20... Nxf3+ 21. Bxf3 e4 looked tempting, but most likely White
was ready for this variant. After 22. Bxg7 Kxg7 23. Bg2 c4 24.
Rfd1 cxd3 25. exd3 exd3 White had 26. b3!, preparing 27. Bf1 to
return the sacrificed pawn, and in case of 26... Nc6 there was
27. Na4.

**21. Bxg7 Kxg7 22. Qd1 b6 23. Re1 Rfe8 24. Nd2 Ne7 **

Black is still better, but what plan should he choose now?
Probably the best method to increase his advantage was not to
undertake anything himself but to watch closely White’s
attempts to disengage his pieces from their somewhat constrained
position. From this point of view the move 24... Na5!? deserved
attention (there were also great complications after 24... Qe7
25. e3 Nb4!), with the task to prevent 25. a3 (with the idea
b2-b4) because of 25... Nab3, and in case of 25. b3, meaning to
get the square c4 for the knight, there was 25... Qe7 with
unpleasant X-rays along the d-file, and if 26. Nc4, then 26...
Nxc4 27. bxc4 e4.

**25. a3 Ng8 **

Maybe the position after 25... Nd5 26. Nxd5 Bxd5 27. Bxd5 Qxd5
was worth playing, as Black kept better chances in case of 28. b4
Ne6 or 28. e4 Qf7. After the move in the game the play gets
equalised quickly.

**26. b4 cxb4 27. axb4 Nf6 28. e3 Nc6 29. Qa4 Ne7 1/2-1/2
Draw.**

**Krasenkow - Almasi [D48]**

**1. Nf3 d5 2. c4 c6 3. e3 Nf6 4. Nc3 e6 5. d4 Nbd7 6. Bd3
dxc4 7. Bxc4 b5 8. Bd3**

The opponents play the Meran Variation which occurs inevitably
in every strong tournament at present.

**8... Bb7 9. O-O a6 10. e4 c5 11. d5 Qc7 12. dxe6 fxe6 13.
Bc2 Bd6 14. Ng5 Nf8 15. f4 O-O-O 16. Qe1 e5 17. Nd5 **

Nothing interesting for so long. All these moves were seen
already before.

**17... Nxd5 **

Black is first to leave the beaten path. In the game Piket -
Khalifman (Dortmund (round 6), 2000) 17... Bxd5 18. exd5 exf4 19.
Bd2 Re8 was played. As the development of this game will show,
Black’s unwillingness to render the advantage of two bishops to
White won’t allow him to escape problems.

**18. exd5 exf4 **

The capture of another pawn 18... Bxd5 to be followed with 19.
Bd2 Re8 (in case of 19... b4 there was an unpleasant 20. a3) 20.
Ne4 Ng6 (if 20... Bc4, then 21. Rf2) 21. f5 also let White
develop a considerable initiative for the sacrificed pawn.

**19. Bd2!**

A programmed move with the threat of Bd2-a5.

**19… b4 **

Black safely prevents the white bishop from getting to a5. An
attempt to defend from the threatening Bd2-a5 with 19... Qd7
involved 20. Ba5 Bc7 (if 20... Re8, then 21. Bf5! was strong) 21.
Rd1, creating a position with real chances for a successful
attack for White.

**20. Rc1 Kb8**

The continuation 20... h6 21. Ne4 f3 22. Nxd6+ Qxd6 23. Bf5+
Kb8 24. Rxf3 Qxd5 25. Qg3+ was hardly good for Black.

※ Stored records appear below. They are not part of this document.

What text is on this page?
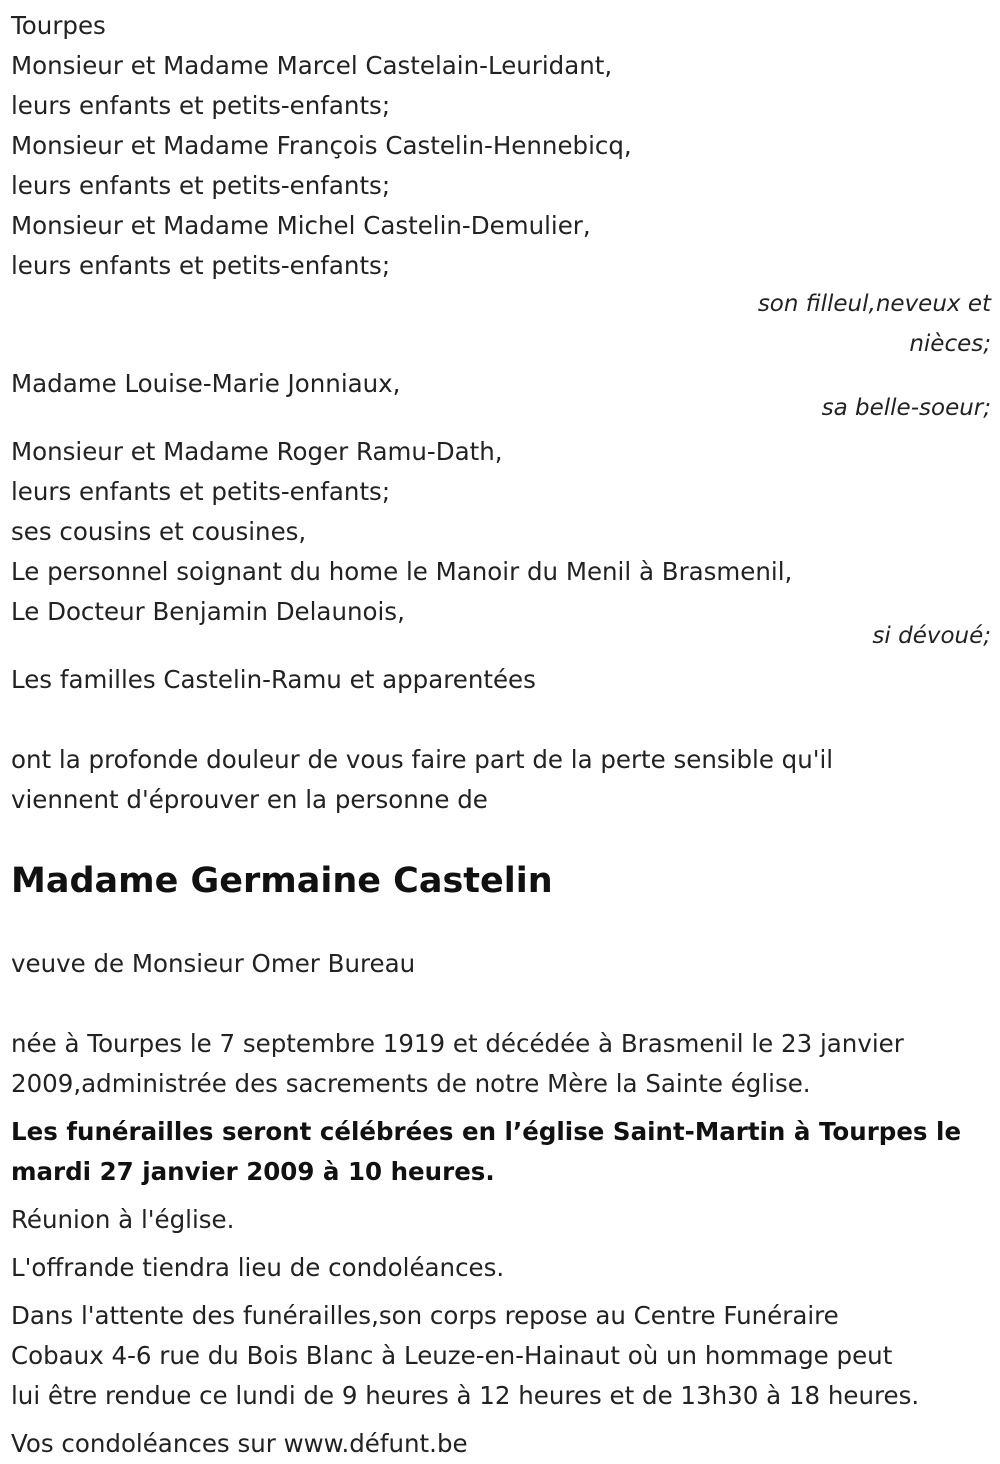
Tourpes

Monsieur et Madame Marcel Castelain-Leuridant,

leurs enfants et petits-enfants;

Monsieur et Madame François Castelin-Hennebicq,

leurs enfants et petits-enfants;

Monsieur et Madame Michel Castelin-Demulier,

leurs enfants et petits-enfants;

son filleul,neveux et

nièces;

Madame Louise-Marie Jonniaux,

sa belle-soeur;

Monsieur et Madame Roger Ramu-Dath,

leurs enfants et petits-enfants;

ses cousins et cousines,

Le personnel soignant du home le Manoir du Menil à Brasmenil,

Le Docteur Benjamin Delaunois,

si dévoué;

Les familles Castelin-Ramu et apparentées

ont la profonde douleur de vous faire part de la perte sensible qu'il

viennent d'éprouver en la personne de

Madame Germaine Castelin

veuve de Monsieur Omer Bureau

née à Tourpes le 7 septembre 1919 et décédée à Brasmenil le 23 janvier

2009,administrée des sacrements de notre Mère la Sainte église.

Les funérailles seront célébrées en l’église Saint-Martin à Tourpes le

mardi 27 janvier 2009 à 10 heures.

Réunion à l'église.

L'offrande tiendra lieu de condoléances.

Dans l'attente des funérailles,son corps repose au Centre Funéraire

Cobaux 4-6 rue du Bois Blanc à Leuze-en-Hainaut où un hommage peut

lui être rendue ce lundi de 9 heures à 12 heures et de 13h30 à 18 heures.

Vos condoléances sur www.défunt.be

**21. Bb3 a5 22. a3 Ng6 **

Black agrees to lose by an exchange, hoping to weaken the
onslaught of his opponent. In case of 22... h6 23. Ne4 f3 (there
was no 23... g5 because of 24. axb4) 24. Nxd6 Qxd6 (24... fxg2?
lost immediately because of 25. Rf7 Qxd6 26. Bf4) 25. Rxf3 White
had a most dangerous attack.

**23. axb4 axb4 24. Ne6 Qb6 25. Nxd8 Rxd8 26. Bc4 Be5 27. Rd1
Qd6 **

After 27... Bxb2 28. Bxf4+ Nxf4 29. Rxf4 Black had no
particular counterplay as there was too little material on the
board.

**28. Qe2 f3 29. gxf3 **

The line 29. Rxf3!? Bxh2+ 30. Kh1 deserved attention.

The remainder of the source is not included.